Publié le Mercredi 30 septembre 2020 à 11h45.

À l’hôpital, « Je ne referai pas pour la deuxième vague ce que j’ai fait pour la première »

Inquiétude, colère et écœurement sont les sentiments dominants en cette rentrée dans les services hospitaliers. La « 2e vague » de patientEs touchés par le Covid-19 est là, sans que rien n’ait été fait pour l’éviter.
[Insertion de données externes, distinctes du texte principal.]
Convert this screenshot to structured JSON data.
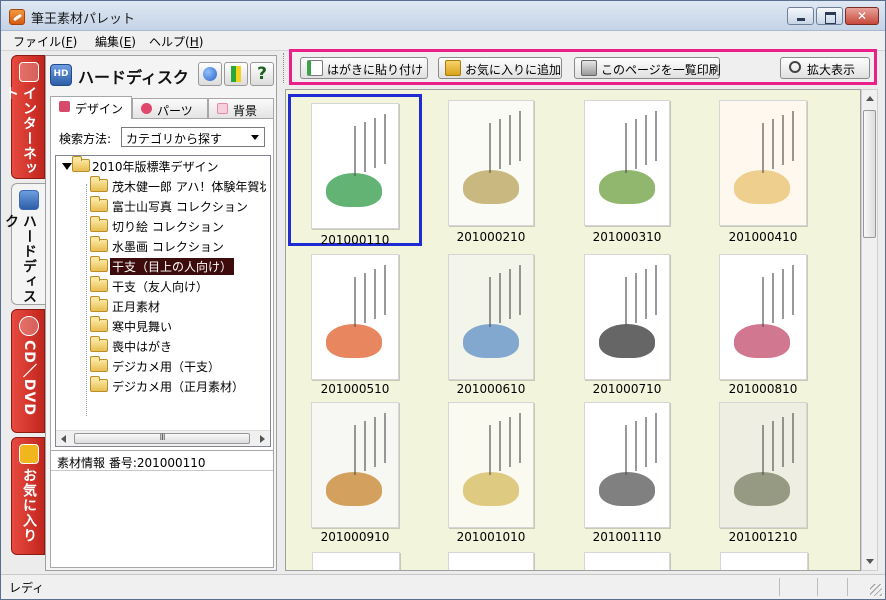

La crainte de voir le système hospitalier débordé et les équipes soumises à nouveau à des tensions insupportables est de nouveau présente. Les « lits Covid » se remplissent, les services de réanimation voient leur nombre de patientEs augmenter inexorablement. Dans certaines villes comme Marseille, les seuils de saturation sont atteints. La déprogrammation des autres activités de soins, avec toutes ses conséquences, pudiquement appelées « pertes de chances pour les patients », s’amorce.

Des conditions de travail insupportables

La situation est toutefois différente de celle du mois de mars. Les stocks de médicaments et de matériel ont été reconstitués. La connaissance du virus, de techniques plus adaptées pour le combattre et obtenir de meilleurs résultats ont progressé. Mais le système hospitalier n’est pas prêt, pour autant, à faire face et la situation est, par certains aspects, plus ­critique qu’au printemps.
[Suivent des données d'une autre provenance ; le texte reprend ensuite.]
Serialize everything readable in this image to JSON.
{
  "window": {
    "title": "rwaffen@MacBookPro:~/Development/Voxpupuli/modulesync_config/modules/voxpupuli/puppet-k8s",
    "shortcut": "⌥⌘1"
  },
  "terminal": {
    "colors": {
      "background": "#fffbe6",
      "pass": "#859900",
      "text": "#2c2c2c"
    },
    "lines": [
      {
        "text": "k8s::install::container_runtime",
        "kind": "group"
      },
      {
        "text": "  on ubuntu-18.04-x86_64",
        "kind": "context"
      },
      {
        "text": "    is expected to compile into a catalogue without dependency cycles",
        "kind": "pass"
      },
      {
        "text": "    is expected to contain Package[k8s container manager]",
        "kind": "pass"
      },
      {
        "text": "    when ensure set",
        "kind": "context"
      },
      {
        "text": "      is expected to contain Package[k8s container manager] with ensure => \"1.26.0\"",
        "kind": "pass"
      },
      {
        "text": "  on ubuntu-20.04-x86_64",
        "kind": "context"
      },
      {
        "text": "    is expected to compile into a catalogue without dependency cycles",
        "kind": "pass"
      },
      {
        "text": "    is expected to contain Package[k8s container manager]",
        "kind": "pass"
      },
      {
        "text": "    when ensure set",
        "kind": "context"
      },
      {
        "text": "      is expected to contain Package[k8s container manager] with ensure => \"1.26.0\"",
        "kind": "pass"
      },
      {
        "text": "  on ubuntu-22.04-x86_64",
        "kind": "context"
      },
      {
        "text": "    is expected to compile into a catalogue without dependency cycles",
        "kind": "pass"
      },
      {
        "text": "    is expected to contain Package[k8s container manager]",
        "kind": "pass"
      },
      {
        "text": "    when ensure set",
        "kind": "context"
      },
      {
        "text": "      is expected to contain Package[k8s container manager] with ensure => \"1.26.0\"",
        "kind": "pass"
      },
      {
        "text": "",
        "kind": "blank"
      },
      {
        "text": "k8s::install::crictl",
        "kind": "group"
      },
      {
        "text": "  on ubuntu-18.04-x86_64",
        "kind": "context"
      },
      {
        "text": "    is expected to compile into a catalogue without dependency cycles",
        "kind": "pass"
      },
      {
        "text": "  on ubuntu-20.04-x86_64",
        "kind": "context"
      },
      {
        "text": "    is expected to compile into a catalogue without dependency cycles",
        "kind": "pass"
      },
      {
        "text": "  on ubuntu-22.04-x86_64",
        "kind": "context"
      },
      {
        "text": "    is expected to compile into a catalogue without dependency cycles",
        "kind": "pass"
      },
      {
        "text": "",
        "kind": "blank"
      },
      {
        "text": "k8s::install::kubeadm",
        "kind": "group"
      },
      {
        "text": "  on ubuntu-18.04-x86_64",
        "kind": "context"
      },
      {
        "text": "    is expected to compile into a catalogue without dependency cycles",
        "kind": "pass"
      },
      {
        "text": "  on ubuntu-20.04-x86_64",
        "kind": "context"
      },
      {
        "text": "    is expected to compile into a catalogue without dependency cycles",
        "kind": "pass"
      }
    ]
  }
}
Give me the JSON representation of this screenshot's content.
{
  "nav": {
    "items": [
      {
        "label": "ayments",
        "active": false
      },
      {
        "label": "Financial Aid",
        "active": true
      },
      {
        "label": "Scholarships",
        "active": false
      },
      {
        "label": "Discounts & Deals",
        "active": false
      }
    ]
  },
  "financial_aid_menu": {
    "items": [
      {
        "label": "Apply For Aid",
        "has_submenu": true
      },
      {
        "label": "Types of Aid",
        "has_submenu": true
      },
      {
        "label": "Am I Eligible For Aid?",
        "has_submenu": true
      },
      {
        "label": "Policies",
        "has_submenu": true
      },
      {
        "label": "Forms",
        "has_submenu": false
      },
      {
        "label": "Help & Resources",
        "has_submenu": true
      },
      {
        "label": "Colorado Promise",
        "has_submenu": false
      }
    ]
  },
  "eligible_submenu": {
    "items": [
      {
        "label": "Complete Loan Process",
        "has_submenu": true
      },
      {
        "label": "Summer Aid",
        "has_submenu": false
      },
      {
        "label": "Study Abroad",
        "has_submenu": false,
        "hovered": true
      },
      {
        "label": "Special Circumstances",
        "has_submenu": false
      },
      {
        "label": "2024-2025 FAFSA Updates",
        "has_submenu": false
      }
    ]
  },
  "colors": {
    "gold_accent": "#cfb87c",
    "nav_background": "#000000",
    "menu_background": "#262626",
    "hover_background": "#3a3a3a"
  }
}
La deuxième vague arrive sur des équipes déjà épuisées par la première et qui sont loin d’avoir récupéré. Cet épuisement se double d’une colère et d’un écœurement. Après le temps des « héros », des applaudissements, des promesses, après le « Ségur de la santé », rien n’a véritablement changé à l’hôpital, et rien ne laisse prévoir une amélioration des conditions de travail insupportables. Bien au contraire.

C’est avec l’espoir d’imposer les moyens d’un changement pour l’hôpital et pour leurs conditions de travail que les personnels s’étaient mobiliséEs au sortir du confinement, avec celles et ceux qui les soutenaient, lors de « mardis » et « jeudis » de la colère. Ils avaient manifesté par dizaines de milliers le 16 juin. Le « Ségur de la santé » et sa signature par trois organisations syndicales a cassé cette mobilisation et semé la division à la veille de l’été, période peu favorable aux mobilisations. En cette rentrée, à l’hôpital c’est le retour au monde d’avant en pire alors que la 2e vague arrive.
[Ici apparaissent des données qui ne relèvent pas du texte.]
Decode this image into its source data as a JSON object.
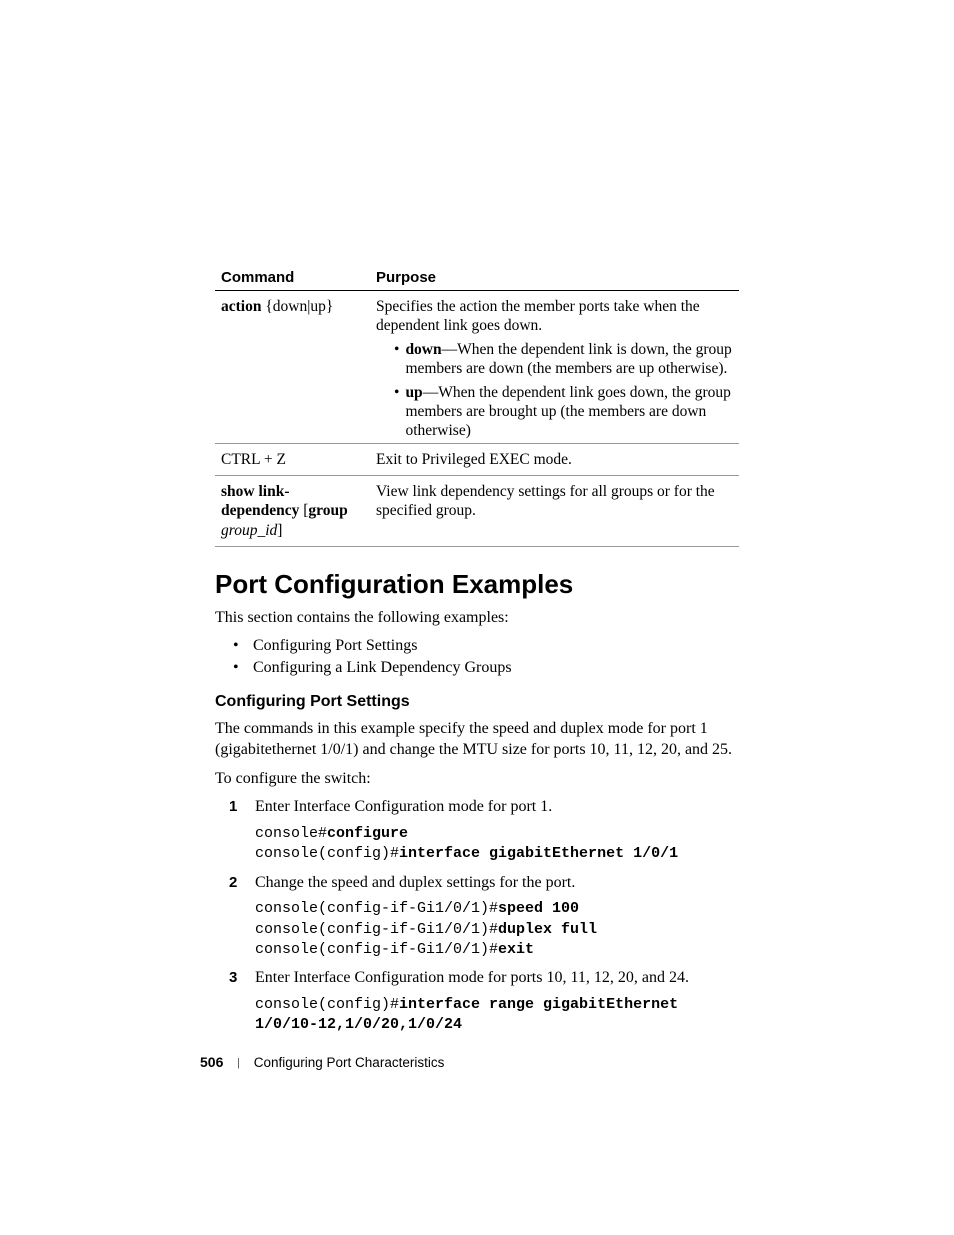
{
  "table": {
    "headers": {
      "command": "Command",
      "purpose": "Purpose"
    },
    "row1": {
      "cmd_a": "action",
      "cmd_b": "{down|up}",
      "desc": "Specifies the action the member ports take when the dependent link goes down.",
      "b1_kw": "down",
      "b1_rest": "—When the dependent link is down, the group members are down (the members are up otherwise).",
      "b2_kw": "up",
      "b2_rest": "—When the dependent link goes down, the group members are brought up (the members are down otherwise)"
    },
    "row2": {
      "cmd": "CTRL + Z",
      "desc": "Exit to Privileged EXEC mode."
    },
    "row3": {
      "cmd_a": "show link-dependency",
      "cmd_b": "[",
      "cmd_c": "group",
      "cmd_d": " group_id",
      "cmd_e": "]",
      "desc": "View link dependency settings for all groups or for the specified group."
    }
  },
  "section_title": "Port Configuration Examples",
  "intro": "This section contains the following examples:",
  "toc": {
    "i1": "Configuring Port Settings",
    "i2": "Configuring a Link Dependency Groups"
  },
  "sub_title": "Configuring Port Settings",
  "sub_intro": "The commands in this example specify the speed and duplex mode for port 1 (gigabitethernet 1/0/1) and change the MTU size for ports 10, 11, 12, 20, and 25.",
  "sub_lead": "To configure the switch:",
  "steps": {
    "s1": {
      "text": "Enter Interface Configuration mode for port 1.",
      "l1_p": "console#",
      "l1_c": "configure",
      "l2_p": "console(config)#",
      "l2_c": "interface gigabitEthernet 1/0/1"
    },
    "s2": {
      "text": "Change the speed and duplex settings for the port.",
      "l1_p": "console(config-if-Gi1/0/1)#",
      "l1_c": "speed 100",
      "l2_p": "console(config-if-Gi1/0/1)#",
      "l2_c": "duplex full",
      "l3_p": "console(config-if-Gi1/0/1)#",
      "l3_c": "exit"
    },
    "s3": {
      "text": "Enter Interface Configuration mode for ports 10, 11, 12, 20, and 24.",
      "l1_p": "console(config)#",
      "l1_c": "interface range gigabitEthernet 1/0/10-12,1/0/20,1/0/24"
    }
  },
  "footer": {
    "page": "506",
    "chapter": "Configuring Port Characteristics"
  }
}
Ni embauches ni ouvertures de lits

Bien sûr, les augmentations de salaires sont les bienvenues, mais elles restent loin du compte et les 300 euros pour touTEs sont toujours attendus. Mais surtout, les recrutements qui auraient pu soulager les équipes fatiguées, améliorer la qualité des soins, ont été « hors sujet » au Ségur.
Aujourd’hui, dans la panique, les directions cherchent à recruter en catastrophe et sans grand succès.

Loin des ouvertures de lits annoncées, les restructurations et fermetures seulement suspendues reprennent. Ainsi au CHU de Caen, 360 lits vont être supprimés. Les témoignages de retour au monde d’avant s’accélèrent. Pour gérer l’austérité budgétaire qui se poursuit, les directions ont à nouveau recours au management pur et dur.

Et alors qu’il manque des dizaines de milliers d’emplois, le gouvernement publie un décret …pour organiser les suppressions d’emplois dans la fonction publique hospitalière.

Après les mesquineries et les divisions pour limiter l’attribution et le montant de la prime Covid, on assiste aux mêmes tentatives pour limiter l’application des revalorisations salariales, les personnels travaillant dans les structures médico-sociales n’en bénéficiant pas.

Enfin, le gouvernement revient sur son engagement d’accorder à tous les personnels ayant été malades du Covid la reconnaissance de la maladie professionnelle. Seuls les cas les plus graves ayant été placés sous oxygène pourront en bénéficier. Quant au « jour de carence » en cas de maladie, suspendu pendant l’épidémie, il est rétabli.

Une colère toujours présente

Épuisement, absence de reconnaissance, conditions de travail insupportables : la motivation qui avait fait tenir les personnels pendant des mois s’émousse. « Je ne refererai pas pour la deuxième vague ce que j’ai fait pour la première », disait un soignant, résumant bien l’opinion générale. Pas étonnant dans ces conditions que les militantEs sur le terrain constatent partout une vague de démissions, qui a son tour ne fait qu’aggraver la situation. Le recours à l’intérim, qui désorganise encore un peu plus le soin, se généralise.

La colère reste pourtant bien présente. La possibilité qu’elle se transforme de nouveau en mobilisation existe, avec la perspective d’un grand mouvement alliant les personnels hospitaliers et leurs soutiens, pour faire de la santé et de l’hôpital une priorité dans cette société et leur donner les moyens nécessaires.